Coronary Artery Calcium Score (CAC)
CTNo contrastCardiac
Indications
- Cardiovascular risk stratification in asymptomatic intermediate-risk adults (ASCVD risk refinement)
- Guiding statin/aspirin decisions
- Baseline before CCTA
Patient prep
- No contrast, no beta-blocker required (HR control optional but improves quality)
- ECG leads placed; remove metal from chest field
- No NPO requirement
Contrast
None / non-contrast
Technique
- Supine, arms up, prospective ECG-triggering at ~70-80% R-R (diastole)

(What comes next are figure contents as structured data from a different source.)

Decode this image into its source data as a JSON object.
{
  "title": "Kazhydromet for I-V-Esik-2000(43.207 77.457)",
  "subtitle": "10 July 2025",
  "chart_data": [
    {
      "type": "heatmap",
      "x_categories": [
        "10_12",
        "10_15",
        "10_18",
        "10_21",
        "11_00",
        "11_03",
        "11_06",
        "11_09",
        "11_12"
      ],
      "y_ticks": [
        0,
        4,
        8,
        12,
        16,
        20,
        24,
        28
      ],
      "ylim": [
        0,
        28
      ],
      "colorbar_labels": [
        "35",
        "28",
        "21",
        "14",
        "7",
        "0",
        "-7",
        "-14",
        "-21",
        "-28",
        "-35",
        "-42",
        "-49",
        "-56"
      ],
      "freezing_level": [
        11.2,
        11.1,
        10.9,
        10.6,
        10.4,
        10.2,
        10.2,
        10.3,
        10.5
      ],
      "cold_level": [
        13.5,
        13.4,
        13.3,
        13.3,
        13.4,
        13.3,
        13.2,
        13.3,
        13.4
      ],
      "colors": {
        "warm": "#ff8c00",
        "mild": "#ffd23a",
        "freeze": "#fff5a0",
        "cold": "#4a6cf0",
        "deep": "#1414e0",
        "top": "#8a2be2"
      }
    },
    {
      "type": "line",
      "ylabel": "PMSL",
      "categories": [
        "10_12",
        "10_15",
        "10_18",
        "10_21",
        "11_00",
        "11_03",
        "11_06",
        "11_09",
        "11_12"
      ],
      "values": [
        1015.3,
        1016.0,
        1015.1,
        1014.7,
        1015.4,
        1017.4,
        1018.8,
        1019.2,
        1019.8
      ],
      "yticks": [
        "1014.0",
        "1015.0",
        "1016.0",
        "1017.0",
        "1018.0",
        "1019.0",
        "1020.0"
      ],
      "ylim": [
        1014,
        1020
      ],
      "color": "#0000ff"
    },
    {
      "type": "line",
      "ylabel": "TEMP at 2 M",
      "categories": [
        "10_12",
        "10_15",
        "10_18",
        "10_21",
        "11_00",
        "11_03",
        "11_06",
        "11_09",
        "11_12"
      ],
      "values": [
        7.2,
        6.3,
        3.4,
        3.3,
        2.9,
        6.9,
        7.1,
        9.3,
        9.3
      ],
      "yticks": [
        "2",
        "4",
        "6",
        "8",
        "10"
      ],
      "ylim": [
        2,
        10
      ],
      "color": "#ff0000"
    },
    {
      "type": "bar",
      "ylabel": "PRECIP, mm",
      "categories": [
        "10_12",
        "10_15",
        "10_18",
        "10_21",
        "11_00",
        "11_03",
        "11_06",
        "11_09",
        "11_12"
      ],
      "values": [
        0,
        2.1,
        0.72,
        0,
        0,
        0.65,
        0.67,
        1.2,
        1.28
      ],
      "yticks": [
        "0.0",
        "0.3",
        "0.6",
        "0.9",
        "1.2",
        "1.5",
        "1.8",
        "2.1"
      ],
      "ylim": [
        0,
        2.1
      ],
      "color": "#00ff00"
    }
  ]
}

- Coverage carina to diaphragm (heart); single breath-hold
- Fixed 120 kV (standard for Agatston calibration), low mAs
- Reconstruct 2.5-3 mm contiguous axial, standard (non-sharp) kernel, no overlap as required by scoring software
- Score with Agatston method on dedicated software
Series / Sequences
| # | Series / Sequence | Plane | Thickness | Notes |
|---|---|---|---|---|
| 1 | Axial non-contrast gated | axial | 2.5-3 mm | 120 kV, standard kernel; input for Agatston scoring |
Key points
- Use fixed 120 kV and standardized 2.5-3 mm slices so Agatston scores are comparable/reproducible
- Report total Agatston score with age/sex percentile; Agatston 0 = very low risk
- Very low dose exam (~1 mSv)
- Motion from high HR can create blooming/artifactual scoring; gating mitigates
- Incidental non-cardiac findings (lung nodules) should be noted
References
• SCCT/STR Guidelines for CAC Scoring
• ACC/AHA Cholesterol/Primary Prevention Guidelines (CAC use)
• Radiopaedia: coronary artery calcium score ( link
• ACC/AHA Cholesterol/Primary Prevention Guidelines (CAC use)
• Radiopaedia: coronary artery calcium score ( link
Source: Researched — verify against your institution
Reference template — verify and adapt to your scanner, vendor and institution before clinical use. Not a substitute for clinical judgment.